Принцесса Марса. Боги Марса. Владыка Марса (сборник) - Берроуз Эдгар Райс 5 стр.


Внезапно я спохватился, и, повинуясь непонятному инстинкту, который вечно подталкивал меня исполнить свой долг, схватил дубину, что упала на пол в самом начале схватки, и, размахнувшись, изо всех сил опустил ее на голову обезьяны, раздробив ее череп с такой легкостью, словно это была яичная скорлупа.

Едва я нанес удар, как мне стала угрожать новая опасность. Приятель обезьяны опомнился от первого испуга и вернулся на место сражения. Я заметил его как раз в тот момент, когда он появился в дверном проеме. При виде чудовища, которое с пеной на губах зарычало над простертым на полу безжизненным телом друга, я, признаюсь, решил, что мне несдобровать.

Я всегда готов был давать отпор и сражаться, если обстоятельства не слишком превосходили мои возможности, но в данном случае мне не досталось бы ни славы, ни выгоды. Я мало что мог противопоставить железным мускулам и звериной ярости этого обозленного обитателя неведомого мира, и для меня такое столкновение наверняка закончилось бы неминуемой смертью.

Тут меня осенило. Поскольку я стоял рядом с окном, у меня был шанс очутиться в безопасности, прежде чем эта тварь нападет. По крайней мере, стоило сделать попытку перелететь на площадь, в противном случае меня ждала неминуемая смерть в безнадежной схватке.

Да, конечно, у меня была дубина, но что я мог сделать против четырех гигантских рук? Если бы я даже сломал одну из них первым ударом, обезьяна тут же постаралась бы уклониться от второго и просто разорвала бы меня, так что мне вряд ли удалось бы повторить атаку.

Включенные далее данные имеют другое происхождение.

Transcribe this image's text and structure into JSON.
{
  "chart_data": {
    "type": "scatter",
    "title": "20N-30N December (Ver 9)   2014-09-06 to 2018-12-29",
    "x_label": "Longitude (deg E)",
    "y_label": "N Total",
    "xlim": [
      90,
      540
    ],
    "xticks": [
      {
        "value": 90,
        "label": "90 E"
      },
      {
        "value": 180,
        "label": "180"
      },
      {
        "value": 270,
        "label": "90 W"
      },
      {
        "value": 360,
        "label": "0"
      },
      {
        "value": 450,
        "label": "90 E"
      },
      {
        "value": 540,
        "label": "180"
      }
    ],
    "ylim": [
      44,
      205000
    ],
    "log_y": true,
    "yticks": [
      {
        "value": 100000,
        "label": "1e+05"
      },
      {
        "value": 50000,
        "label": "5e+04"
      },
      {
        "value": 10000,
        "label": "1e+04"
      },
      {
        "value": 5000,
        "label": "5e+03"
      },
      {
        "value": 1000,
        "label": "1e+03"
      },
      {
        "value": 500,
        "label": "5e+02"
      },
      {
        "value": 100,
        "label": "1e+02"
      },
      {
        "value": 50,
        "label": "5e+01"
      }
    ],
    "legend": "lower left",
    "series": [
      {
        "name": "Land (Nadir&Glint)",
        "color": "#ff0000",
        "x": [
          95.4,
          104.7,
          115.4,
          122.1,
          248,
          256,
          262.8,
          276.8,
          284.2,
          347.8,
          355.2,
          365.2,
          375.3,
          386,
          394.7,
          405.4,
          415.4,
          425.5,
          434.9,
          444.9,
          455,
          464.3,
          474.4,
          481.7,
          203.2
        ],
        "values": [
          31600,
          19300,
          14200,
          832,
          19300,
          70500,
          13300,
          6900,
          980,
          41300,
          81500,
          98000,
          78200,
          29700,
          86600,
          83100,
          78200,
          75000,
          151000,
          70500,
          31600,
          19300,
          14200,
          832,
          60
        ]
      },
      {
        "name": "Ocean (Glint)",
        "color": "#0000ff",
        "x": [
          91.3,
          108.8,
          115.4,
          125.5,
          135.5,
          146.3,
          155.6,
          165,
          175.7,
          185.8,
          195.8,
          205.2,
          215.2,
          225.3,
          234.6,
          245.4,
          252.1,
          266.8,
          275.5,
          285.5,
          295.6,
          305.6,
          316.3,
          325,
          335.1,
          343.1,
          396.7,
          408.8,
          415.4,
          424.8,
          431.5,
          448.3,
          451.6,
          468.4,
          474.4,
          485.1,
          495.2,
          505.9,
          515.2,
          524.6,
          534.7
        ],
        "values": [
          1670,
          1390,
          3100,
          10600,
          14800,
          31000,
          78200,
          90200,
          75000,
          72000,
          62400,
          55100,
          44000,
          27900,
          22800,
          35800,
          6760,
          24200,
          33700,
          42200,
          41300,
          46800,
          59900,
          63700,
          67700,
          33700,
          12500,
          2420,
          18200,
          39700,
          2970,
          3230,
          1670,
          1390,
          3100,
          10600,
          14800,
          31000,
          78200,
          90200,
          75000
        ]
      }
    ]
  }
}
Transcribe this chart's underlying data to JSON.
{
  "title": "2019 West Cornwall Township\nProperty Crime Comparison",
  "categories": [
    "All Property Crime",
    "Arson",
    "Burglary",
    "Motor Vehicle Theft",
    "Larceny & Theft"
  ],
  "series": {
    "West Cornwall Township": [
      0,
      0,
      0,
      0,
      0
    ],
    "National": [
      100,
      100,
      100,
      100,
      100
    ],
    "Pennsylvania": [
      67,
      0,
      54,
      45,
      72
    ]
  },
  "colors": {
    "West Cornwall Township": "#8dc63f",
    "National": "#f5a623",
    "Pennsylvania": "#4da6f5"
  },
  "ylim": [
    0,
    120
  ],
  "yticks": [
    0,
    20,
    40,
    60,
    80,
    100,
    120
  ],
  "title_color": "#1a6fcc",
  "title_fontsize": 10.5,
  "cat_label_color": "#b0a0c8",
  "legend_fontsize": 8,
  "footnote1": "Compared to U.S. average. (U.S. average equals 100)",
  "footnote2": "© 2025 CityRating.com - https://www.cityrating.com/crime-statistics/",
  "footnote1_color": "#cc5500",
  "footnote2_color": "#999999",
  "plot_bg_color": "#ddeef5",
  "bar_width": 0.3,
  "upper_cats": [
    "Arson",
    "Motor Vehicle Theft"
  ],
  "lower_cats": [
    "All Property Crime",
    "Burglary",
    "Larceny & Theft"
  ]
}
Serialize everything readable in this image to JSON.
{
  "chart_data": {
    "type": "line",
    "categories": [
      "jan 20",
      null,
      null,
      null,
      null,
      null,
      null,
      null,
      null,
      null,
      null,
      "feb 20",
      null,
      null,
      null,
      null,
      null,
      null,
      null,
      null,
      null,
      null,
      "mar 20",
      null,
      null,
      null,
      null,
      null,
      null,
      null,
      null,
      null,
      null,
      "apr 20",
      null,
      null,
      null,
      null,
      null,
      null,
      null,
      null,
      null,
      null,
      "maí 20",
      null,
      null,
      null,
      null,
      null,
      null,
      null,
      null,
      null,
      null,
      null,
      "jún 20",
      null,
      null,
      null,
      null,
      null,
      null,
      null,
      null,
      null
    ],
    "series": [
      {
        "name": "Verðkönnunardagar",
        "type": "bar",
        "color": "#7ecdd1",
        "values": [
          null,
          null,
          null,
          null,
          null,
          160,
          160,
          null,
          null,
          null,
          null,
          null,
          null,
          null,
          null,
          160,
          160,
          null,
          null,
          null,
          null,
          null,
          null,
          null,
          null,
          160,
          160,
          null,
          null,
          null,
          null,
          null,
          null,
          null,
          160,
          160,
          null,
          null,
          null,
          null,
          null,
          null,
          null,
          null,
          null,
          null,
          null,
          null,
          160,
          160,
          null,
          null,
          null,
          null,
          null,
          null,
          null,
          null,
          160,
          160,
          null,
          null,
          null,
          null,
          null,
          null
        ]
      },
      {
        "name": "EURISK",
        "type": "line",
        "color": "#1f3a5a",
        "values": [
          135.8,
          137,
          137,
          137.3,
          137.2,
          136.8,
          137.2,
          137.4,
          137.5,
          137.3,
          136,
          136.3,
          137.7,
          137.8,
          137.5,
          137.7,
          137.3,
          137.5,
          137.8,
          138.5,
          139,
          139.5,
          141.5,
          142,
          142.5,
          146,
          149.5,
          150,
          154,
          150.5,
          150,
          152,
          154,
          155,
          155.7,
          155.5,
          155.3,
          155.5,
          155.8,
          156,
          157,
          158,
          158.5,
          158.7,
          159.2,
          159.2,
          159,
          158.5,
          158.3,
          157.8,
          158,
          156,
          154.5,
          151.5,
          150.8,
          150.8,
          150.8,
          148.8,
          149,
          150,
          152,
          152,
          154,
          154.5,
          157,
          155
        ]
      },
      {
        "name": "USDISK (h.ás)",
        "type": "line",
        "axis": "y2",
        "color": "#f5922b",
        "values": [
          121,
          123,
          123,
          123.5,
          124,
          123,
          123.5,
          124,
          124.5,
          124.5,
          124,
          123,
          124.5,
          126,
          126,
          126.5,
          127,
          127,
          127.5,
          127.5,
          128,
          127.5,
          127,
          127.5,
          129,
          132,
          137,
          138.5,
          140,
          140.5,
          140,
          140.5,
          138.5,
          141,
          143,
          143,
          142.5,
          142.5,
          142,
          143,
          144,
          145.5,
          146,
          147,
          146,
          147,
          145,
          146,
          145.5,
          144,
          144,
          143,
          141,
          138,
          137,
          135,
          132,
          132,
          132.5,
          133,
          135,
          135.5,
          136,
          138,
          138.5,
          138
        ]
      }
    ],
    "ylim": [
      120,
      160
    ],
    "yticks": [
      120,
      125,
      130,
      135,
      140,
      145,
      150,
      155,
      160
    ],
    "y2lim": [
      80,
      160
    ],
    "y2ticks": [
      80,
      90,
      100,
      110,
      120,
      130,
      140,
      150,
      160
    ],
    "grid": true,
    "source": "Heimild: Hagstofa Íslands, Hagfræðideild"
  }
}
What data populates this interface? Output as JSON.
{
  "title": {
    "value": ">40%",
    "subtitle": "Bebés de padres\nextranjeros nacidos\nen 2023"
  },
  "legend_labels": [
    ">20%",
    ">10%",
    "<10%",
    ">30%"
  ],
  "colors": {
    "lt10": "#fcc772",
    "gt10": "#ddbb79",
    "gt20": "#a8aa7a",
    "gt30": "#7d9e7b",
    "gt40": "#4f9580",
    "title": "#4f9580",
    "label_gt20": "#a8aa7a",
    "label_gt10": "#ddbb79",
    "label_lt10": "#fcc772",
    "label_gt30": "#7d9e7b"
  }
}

Эти рассуждения пронеслись у меня в голове в одно мгновение, и я уже повернулся к окну, но мой взгляд остановился на моем бывшем стороже, и все мысли о бегстве улетучились. Зверь лежал на полу, задыхаясь, его большие серые глаза смотрели на меня как будто с мольбой о защите. Я не смог выдержать этого взора и, конечно, не бросил бы своего спасителя, не постаравшись воздать ему сторицей за его заслуги.

В общем, отбросив страхи, я повернулся, чтобы встретиться лицом к лицу с разъяренной обезьяной. Она была уже слишком близко от меня, так что размахивать дубиной не имело смысла, и потому я просто ткнул ею в атакующую махину изо всей силы. Удар пришелся ниже колена, у чудища вырвался пронзительный вой боли и злобы, и, потеряв равновесие, оно рухнуло на меня, широко раскинув руки, чтобы смягчить падение.

И снова, как накануне, я использовал земную тактику и двинул обезьяну правым кулаком в челюсть, а левым сразу же – в середину живота. Результат оказался изумительным; когда я отскочил в сторону после второго удара, зверь согнулся вдвое и упал на пол, рыча и хватая ртом воздух. Перепрыгнув через его распростертое тело, я схватил дубину и покончил с монстром до того, как он собрался с силами.

В эту минуту я услышал у себя за спиной негромкий смех и, обернувшись, увидел Тарса Таркаса, Солу и трех или четырех воинов, стоявших в дверях комнаты. Когда я встретился с ними взглядом, они захлопали в ладоши. Так я во второй раз заслужил редкие аплодисменты.

Мое отсутствие было замечено Солой сразу после пробуждения, и она тут же сообщила об этом Тарсу Таркасу, а тот немедленно отправился на мои поиски с несколькими подчиненными. На окраине города они увидели взбешенную обезьяну, которая ворвалась в здание.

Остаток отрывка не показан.